To examine the extent of alternative splicing on transcript regulation of HCV-induced malignant transformation, two recent studies were performed by RNAseq and Human Transcriptome Array (HTA 2.0). In the first study, Lin et al. [9] sequenced 250 million pairend reads from 55 pairs of adjacent normal and tumorliver samples (with various viral status such as HBV+, HCV+ and HBV-, HCV-). Using bioinformatics tools, the authors identified a novel gene with coding regions, termed DUNQU1, which has a tissue-specific expression pattern in tumor liver samples of HCV+ compared to HCV- and HBVHCC. Further analysis showed that this gene expresses two isoforms (SP1 and SP2), and both have a phosphodiestrases domain and alkaline phosphatase-like domains. Overexpression of DUNQU1 in liver cancer cells enhances the ability to form colonies in soft agar, although it was not clear which isoform has this tumorigenic action. In addition, the authors identified three novel differentially expressed protein-coding genes (ALG1L, SERPINA11 and TMEM82) that lack documented expression profiles in liver cancer. In the same study, the authors observed that AS events are also involved in viral-induced HCC. Three of the AS events (FGFR2, EXOC7 and ADAM15) were found to be cancer related genes. Although AS event of FGFR2 has been shown to be a necessary event during tumorigenesis [10], in this particular case it was not clear which isoform nor the viral status of liver tumor samples. Clearly, this study highlights the clinical importance of genome-wide profiling in the identification of alternative spliced transcripts that could be involved in malignant transformation of viral infection.

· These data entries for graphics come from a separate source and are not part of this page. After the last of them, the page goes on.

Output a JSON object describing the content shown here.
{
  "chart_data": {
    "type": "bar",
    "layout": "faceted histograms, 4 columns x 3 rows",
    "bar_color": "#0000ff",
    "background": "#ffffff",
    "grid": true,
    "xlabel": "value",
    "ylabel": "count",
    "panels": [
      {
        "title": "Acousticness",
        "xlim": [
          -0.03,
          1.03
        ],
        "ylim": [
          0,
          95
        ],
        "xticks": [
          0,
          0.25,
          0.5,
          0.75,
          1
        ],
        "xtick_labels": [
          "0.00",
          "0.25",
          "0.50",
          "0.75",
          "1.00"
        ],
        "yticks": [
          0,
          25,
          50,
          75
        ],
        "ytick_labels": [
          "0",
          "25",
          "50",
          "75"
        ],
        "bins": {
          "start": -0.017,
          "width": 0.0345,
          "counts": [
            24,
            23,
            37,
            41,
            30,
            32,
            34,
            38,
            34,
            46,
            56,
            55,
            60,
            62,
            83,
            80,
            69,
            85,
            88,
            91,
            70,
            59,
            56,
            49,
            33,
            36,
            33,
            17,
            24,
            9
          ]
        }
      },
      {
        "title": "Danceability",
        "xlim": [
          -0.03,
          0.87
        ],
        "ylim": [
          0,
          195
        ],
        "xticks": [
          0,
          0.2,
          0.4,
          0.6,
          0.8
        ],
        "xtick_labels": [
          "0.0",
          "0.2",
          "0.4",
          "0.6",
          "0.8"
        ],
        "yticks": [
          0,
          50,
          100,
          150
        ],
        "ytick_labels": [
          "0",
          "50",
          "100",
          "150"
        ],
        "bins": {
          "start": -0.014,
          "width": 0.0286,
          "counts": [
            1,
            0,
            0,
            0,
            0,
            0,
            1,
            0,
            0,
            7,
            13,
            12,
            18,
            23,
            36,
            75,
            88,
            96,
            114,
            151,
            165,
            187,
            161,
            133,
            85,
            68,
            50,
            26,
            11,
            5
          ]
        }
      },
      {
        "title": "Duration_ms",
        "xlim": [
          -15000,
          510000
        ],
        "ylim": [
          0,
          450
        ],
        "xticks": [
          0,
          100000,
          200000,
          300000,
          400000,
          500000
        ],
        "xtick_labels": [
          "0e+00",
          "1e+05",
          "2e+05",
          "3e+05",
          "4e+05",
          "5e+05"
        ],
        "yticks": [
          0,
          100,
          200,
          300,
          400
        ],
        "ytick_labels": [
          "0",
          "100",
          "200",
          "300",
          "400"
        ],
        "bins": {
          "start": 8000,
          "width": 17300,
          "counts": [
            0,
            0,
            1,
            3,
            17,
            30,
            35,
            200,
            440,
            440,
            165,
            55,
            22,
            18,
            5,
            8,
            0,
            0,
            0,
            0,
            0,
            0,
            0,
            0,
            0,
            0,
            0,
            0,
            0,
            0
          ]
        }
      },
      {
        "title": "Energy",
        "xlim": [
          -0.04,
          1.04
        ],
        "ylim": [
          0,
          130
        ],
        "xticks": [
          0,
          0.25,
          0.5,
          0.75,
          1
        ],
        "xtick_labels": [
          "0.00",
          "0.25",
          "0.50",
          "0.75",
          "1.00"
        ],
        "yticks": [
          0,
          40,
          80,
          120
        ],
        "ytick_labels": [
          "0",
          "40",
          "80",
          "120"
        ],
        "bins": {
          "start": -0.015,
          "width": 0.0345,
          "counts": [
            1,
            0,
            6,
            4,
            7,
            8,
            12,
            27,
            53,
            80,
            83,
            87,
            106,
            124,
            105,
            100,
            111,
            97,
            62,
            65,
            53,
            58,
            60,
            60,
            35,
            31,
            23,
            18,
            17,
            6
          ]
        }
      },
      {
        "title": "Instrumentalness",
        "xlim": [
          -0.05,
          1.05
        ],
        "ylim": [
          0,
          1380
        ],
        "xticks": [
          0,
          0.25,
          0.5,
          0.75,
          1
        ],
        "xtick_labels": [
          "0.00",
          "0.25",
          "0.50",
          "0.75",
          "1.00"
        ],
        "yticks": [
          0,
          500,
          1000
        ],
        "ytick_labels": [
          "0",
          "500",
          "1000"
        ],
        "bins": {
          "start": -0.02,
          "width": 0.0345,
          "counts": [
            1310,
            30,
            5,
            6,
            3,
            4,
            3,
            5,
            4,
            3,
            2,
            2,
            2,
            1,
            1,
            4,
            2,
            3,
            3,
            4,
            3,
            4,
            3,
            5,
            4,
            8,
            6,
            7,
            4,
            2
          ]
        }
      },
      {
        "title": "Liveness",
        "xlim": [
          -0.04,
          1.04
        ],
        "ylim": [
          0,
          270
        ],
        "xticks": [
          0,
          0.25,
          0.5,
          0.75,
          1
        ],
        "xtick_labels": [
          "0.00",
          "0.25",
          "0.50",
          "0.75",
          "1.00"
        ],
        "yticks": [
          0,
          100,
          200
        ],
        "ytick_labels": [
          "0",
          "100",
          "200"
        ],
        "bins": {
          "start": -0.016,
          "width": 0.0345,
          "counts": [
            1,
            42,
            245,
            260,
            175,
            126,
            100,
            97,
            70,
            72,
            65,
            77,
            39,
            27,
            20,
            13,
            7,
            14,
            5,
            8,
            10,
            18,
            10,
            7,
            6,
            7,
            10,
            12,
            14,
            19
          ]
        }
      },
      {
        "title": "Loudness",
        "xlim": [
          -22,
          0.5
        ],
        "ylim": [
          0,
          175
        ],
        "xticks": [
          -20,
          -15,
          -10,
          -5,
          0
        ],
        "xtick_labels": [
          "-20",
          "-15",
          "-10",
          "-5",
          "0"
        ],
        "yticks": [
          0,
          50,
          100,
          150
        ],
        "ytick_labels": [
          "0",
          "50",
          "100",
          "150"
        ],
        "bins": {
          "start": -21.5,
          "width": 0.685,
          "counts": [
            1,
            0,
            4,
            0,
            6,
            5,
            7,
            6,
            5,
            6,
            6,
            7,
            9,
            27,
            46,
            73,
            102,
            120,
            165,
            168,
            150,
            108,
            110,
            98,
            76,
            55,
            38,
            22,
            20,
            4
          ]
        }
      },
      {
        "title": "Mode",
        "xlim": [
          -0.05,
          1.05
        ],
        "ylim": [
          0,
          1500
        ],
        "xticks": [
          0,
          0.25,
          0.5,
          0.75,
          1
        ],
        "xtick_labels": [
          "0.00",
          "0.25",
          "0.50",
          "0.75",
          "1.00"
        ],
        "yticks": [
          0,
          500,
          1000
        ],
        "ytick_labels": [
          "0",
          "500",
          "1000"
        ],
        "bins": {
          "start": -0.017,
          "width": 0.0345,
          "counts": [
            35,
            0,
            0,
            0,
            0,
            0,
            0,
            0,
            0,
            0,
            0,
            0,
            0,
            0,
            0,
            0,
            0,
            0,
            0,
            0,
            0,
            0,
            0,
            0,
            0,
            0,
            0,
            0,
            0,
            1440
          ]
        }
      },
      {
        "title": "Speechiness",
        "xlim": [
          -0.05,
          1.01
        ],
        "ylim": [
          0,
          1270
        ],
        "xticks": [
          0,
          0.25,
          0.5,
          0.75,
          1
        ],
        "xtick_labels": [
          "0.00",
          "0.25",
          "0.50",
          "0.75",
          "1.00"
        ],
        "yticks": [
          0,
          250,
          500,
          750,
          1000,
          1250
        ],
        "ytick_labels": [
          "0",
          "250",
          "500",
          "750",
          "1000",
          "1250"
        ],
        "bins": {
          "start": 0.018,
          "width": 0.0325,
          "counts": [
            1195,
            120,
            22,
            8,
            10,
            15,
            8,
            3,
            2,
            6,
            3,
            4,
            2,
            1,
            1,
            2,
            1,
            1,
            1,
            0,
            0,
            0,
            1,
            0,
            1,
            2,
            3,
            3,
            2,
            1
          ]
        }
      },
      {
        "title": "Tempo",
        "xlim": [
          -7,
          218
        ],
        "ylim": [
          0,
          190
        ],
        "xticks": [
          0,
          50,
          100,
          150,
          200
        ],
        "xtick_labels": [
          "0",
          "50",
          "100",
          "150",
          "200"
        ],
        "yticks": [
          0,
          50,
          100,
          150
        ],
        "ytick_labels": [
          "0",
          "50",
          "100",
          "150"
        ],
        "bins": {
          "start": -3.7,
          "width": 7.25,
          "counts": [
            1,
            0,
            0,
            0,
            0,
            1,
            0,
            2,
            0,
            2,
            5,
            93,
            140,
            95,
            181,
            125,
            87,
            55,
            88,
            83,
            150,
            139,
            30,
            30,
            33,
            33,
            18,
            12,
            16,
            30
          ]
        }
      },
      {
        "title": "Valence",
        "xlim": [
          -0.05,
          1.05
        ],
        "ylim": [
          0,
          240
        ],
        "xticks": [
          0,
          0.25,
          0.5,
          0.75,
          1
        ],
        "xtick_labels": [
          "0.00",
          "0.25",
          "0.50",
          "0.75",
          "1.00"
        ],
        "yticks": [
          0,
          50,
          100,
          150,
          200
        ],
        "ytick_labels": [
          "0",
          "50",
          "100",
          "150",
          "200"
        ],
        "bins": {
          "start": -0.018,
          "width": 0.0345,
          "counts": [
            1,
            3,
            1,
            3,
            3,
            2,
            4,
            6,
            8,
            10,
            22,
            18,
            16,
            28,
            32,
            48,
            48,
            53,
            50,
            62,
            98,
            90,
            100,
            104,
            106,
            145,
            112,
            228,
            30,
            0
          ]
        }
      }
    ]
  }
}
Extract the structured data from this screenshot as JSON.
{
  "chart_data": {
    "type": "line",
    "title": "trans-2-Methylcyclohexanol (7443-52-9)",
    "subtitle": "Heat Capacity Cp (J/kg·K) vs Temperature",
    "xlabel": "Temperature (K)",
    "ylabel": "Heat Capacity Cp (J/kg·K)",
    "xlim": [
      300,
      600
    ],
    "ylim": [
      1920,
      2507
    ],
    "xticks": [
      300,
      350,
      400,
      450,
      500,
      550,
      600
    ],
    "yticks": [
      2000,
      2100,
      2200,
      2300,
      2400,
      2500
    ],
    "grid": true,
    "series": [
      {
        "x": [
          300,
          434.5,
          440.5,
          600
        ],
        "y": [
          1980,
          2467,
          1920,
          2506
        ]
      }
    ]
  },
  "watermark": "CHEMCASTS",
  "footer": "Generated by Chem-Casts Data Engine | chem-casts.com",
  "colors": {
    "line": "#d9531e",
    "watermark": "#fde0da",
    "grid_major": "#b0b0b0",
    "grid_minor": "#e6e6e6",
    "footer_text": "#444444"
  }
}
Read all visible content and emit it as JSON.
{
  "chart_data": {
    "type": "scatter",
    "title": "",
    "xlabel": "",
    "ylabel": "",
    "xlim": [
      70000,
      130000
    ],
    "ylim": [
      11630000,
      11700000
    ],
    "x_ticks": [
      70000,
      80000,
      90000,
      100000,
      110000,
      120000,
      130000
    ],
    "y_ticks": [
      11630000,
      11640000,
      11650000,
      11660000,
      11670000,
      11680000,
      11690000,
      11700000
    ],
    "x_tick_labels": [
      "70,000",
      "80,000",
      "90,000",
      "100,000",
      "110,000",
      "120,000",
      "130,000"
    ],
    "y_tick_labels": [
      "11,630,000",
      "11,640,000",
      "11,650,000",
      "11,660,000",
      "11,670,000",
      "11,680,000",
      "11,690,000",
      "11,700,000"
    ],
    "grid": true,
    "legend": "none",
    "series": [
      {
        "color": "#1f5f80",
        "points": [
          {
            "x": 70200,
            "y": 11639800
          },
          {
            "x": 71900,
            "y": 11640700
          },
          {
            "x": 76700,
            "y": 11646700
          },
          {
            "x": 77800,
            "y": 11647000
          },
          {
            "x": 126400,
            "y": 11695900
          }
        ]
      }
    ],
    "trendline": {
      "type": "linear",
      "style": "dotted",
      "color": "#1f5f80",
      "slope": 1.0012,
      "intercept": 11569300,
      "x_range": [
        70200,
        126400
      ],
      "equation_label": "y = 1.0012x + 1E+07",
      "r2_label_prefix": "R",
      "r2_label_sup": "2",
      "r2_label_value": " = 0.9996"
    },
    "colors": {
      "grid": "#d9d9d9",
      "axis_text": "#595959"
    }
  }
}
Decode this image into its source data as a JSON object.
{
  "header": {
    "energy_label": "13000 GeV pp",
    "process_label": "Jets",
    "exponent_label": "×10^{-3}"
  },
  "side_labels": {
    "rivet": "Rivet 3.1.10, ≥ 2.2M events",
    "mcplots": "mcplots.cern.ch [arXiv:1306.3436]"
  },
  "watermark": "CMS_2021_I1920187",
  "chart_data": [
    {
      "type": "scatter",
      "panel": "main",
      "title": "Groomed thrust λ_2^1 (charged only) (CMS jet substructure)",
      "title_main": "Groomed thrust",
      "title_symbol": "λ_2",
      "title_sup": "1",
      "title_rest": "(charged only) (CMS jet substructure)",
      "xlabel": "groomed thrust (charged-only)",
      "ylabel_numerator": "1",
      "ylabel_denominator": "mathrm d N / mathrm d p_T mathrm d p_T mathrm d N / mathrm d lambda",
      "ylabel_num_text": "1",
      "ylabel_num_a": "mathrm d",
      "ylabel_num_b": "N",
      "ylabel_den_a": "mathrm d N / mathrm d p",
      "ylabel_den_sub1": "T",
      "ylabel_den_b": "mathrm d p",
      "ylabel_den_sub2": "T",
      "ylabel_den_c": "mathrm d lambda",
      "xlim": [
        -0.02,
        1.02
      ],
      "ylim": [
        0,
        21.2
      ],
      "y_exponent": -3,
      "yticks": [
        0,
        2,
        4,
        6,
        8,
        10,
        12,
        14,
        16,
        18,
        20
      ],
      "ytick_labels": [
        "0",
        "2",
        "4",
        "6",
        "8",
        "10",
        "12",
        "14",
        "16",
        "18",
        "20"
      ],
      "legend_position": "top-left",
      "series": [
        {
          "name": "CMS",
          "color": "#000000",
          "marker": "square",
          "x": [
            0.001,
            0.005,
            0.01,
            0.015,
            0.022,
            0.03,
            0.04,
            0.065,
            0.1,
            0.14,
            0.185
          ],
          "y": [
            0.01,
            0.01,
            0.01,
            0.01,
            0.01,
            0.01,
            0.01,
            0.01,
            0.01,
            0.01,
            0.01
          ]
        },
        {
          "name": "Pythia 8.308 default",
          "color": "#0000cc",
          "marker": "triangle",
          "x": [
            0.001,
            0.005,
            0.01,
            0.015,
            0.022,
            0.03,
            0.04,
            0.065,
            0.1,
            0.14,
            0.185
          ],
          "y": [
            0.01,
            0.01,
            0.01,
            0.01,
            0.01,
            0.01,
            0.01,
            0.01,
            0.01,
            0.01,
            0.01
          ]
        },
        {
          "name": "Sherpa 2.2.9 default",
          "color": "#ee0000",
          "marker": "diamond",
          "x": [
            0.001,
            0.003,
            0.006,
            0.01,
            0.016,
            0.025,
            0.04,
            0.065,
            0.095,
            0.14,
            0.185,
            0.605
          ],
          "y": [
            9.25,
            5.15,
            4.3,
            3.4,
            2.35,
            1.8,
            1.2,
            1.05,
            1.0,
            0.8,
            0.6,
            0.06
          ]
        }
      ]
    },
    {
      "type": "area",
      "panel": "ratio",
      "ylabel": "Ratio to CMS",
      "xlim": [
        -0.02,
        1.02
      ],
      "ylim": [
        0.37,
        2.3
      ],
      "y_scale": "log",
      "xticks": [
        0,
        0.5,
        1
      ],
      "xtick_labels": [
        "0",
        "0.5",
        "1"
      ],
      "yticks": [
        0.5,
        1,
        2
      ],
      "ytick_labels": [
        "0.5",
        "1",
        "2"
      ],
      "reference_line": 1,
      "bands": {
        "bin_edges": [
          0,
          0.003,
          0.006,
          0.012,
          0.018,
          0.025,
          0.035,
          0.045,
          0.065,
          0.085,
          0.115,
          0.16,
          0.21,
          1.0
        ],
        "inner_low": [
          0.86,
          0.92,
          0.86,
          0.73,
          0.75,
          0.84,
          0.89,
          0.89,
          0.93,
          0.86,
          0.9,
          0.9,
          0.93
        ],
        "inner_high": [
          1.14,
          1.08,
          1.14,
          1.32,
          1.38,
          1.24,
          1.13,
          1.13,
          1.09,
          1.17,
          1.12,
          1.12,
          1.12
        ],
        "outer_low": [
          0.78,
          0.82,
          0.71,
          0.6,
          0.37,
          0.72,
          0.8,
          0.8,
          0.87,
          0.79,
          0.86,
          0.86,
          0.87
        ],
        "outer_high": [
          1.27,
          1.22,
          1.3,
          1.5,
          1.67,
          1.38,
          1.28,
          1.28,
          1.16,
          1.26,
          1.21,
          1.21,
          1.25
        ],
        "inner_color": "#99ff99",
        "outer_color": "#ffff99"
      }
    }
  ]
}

In the second study (unpublished) our group has used Affymetrix HTA 2.0 to study the roles of alternative splicing events in HCVmalignant transformation in16 liver and tumor samples. Using TAC 2.0 software coupled with bioinformatic analyses, we were able to identify about 636 genes that are differentially expressed between normal vs. HCV+ cirrhotic liver samples, and 61 genes were differentially expressed between adjacent normal and tumor liver samples. Some of these genes are novel, and have not been documented to be involved in HCV-induced malignant transformation. For splicing analysis, we have identified 1890 genes with alternative splicing events in the coding regions and 80 in the non-coding regions. As shown in Figure 2, we have identified 9 splice variants in the coding region of FGFR2 associated with HCV+ compared to normal liver samples. Although different computational approaches were used, in this study, to identify the splicing events of FGFR2, this showed quite good concordance between the two studies, albeit using two different platforms, at least with respect to one gene. Indeed, follow-up studies are needed to validate the findings in the two projects to understand the molecular basis for HCV-induced malignant transformation.

pharmacogenomics-pharmacoproteomics-Genomic-structure

Figure 2: Genomic structure view of FGFR2 splicing events. This view is filtered to show only the accession numbers of isoforms in RefSeq, red label.